As for the findings on parity and cervical cancer, the researchers responsible for those analyses observe that the lack of association between abortion and cancer "provides some hint that events related to the second and third trimesters of pregnancy or to delivery might be relevant" to cervical cancer development. They cite changes in hormonal levels late in pregnancy that might increase the likelihood of cervical carcinoma.

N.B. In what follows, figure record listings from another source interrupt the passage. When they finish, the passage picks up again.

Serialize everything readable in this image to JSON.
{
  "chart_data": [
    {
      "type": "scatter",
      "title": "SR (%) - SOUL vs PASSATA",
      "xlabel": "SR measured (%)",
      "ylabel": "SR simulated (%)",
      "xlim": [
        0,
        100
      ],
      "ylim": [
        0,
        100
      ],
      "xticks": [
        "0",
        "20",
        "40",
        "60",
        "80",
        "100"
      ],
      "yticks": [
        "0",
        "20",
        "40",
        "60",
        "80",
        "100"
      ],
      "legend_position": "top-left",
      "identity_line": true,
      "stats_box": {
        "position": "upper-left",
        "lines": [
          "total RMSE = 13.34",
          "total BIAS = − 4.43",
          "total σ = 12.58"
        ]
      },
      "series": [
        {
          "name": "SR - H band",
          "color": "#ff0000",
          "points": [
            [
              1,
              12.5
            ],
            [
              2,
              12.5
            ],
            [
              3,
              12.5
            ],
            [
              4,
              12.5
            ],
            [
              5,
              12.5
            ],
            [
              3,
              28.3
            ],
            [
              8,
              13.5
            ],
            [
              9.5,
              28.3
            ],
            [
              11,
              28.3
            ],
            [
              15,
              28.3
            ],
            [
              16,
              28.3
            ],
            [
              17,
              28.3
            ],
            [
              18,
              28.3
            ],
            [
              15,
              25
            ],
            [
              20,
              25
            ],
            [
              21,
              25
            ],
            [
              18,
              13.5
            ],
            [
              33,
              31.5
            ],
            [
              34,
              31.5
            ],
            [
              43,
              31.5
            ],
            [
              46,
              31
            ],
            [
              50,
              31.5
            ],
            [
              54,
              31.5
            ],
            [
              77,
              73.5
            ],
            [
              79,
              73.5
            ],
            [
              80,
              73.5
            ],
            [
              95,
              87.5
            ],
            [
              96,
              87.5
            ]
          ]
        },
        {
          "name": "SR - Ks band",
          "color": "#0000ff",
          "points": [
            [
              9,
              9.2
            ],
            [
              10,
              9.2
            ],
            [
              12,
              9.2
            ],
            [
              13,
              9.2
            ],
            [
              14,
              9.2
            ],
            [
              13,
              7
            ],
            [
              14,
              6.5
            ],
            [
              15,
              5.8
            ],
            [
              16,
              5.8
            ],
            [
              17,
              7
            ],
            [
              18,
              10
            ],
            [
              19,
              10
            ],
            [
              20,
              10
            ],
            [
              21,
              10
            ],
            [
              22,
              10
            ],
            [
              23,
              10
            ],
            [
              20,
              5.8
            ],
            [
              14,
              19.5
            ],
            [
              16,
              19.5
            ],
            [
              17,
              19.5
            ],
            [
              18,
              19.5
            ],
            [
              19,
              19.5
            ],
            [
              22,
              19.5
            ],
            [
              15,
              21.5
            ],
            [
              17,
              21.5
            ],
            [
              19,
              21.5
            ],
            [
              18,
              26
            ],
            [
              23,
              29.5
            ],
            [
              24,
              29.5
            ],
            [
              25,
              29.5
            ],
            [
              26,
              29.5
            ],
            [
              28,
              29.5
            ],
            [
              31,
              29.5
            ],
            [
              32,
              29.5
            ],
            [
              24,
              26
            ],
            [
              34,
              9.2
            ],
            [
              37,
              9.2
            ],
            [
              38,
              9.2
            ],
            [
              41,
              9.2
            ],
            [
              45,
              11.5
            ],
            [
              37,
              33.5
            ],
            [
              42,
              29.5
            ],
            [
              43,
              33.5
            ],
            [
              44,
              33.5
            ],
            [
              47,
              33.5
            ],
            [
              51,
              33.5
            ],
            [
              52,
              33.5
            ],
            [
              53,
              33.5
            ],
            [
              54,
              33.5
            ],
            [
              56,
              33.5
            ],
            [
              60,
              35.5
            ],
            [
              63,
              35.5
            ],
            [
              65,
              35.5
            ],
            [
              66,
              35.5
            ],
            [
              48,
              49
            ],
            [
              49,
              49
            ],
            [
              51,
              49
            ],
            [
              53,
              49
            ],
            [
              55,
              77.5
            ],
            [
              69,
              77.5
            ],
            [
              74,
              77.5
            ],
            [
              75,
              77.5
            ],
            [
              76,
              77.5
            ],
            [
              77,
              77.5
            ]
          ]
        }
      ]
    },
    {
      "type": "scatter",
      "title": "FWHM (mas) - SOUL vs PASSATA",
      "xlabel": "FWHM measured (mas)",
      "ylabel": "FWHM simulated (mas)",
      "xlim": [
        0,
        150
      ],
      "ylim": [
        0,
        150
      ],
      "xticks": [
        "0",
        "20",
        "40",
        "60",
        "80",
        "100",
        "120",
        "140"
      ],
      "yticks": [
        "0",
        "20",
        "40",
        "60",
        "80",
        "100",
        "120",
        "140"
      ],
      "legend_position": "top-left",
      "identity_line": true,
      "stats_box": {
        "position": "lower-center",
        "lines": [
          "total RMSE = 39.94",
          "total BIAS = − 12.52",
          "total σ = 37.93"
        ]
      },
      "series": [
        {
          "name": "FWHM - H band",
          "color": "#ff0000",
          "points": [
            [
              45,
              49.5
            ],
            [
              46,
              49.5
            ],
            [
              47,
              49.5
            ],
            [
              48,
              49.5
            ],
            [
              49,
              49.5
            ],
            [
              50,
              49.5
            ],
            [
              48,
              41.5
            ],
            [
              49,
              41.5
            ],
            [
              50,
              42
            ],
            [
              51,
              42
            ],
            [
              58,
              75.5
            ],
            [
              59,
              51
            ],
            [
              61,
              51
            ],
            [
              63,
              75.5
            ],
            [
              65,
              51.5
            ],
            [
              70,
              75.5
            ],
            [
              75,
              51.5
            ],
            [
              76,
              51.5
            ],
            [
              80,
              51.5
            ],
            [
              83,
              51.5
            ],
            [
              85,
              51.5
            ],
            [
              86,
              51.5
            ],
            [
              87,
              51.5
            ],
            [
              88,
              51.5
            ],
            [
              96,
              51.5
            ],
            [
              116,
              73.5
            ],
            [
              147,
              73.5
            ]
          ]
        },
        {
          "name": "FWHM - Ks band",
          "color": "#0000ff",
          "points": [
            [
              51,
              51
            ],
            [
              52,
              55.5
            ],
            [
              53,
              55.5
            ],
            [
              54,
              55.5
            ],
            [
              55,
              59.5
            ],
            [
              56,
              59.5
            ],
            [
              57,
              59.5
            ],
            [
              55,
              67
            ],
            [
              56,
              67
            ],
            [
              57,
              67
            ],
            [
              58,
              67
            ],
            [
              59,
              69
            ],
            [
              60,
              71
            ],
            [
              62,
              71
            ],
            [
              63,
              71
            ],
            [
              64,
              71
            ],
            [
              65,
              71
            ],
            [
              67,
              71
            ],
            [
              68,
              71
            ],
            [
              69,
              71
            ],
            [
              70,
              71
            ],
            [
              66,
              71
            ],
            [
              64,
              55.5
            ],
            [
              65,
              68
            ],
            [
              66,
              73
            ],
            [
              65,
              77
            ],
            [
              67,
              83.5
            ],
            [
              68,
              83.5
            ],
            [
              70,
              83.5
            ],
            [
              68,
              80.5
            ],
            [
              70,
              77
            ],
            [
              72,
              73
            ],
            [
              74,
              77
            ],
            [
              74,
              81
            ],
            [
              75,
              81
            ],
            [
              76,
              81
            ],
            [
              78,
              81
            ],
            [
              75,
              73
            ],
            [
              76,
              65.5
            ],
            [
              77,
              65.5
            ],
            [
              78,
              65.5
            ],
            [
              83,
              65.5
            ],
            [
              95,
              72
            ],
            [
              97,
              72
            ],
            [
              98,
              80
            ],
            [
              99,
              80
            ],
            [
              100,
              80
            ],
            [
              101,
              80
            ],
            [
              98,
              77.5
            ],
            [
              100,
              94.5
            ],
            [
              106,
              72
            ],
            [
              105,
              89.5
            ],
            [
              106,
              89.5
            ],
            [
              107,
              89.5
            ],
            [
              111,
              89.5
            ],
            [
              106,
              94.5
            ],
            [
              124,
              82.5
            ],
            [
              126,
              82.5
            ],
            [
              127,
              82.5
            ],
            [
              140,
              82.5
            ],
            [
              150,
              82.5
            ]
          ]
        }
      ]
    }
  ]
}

The author of a commentary published along with the studies observes that they had several shortcomings, including wide confidence intervals in some of the analyses and reliance on just one assessment of HPV status (making it difficult to know how recently infection had occurred). Nevertheless, he notes that the most important aspect of the studies is that because they were restricted to women infected with HPV, they suggest that observed associations between cervical cancer and parity or pill use are not related to differences in levels of HPV infection. Confirmation of these results, the author argues, will bring about "wider acceptance that high parity and long-term use of oral contraceptives can act as cofactors in the genesis of cervical cancer."3--M. Klitsch
REFERENCES
1. Moreno V et al., Effect of oral contraceptives on risk of cervical cancer in women with human papillomavirus infection: the IARC multicentric case-control study, Lancet, 2002, 359(9312):1085-1092.
2. Muñoz N et al., Role of parity and human papillomavirus in cervical cancer: the IARC multicentric case-control study, Lancet, 2002, 359(9312):1093-1101.
3. Skegg DCG, Oral contraceptives, parity, and cervical cancer, commentary, Lancet, 2002, 359(9312):1080- 1081.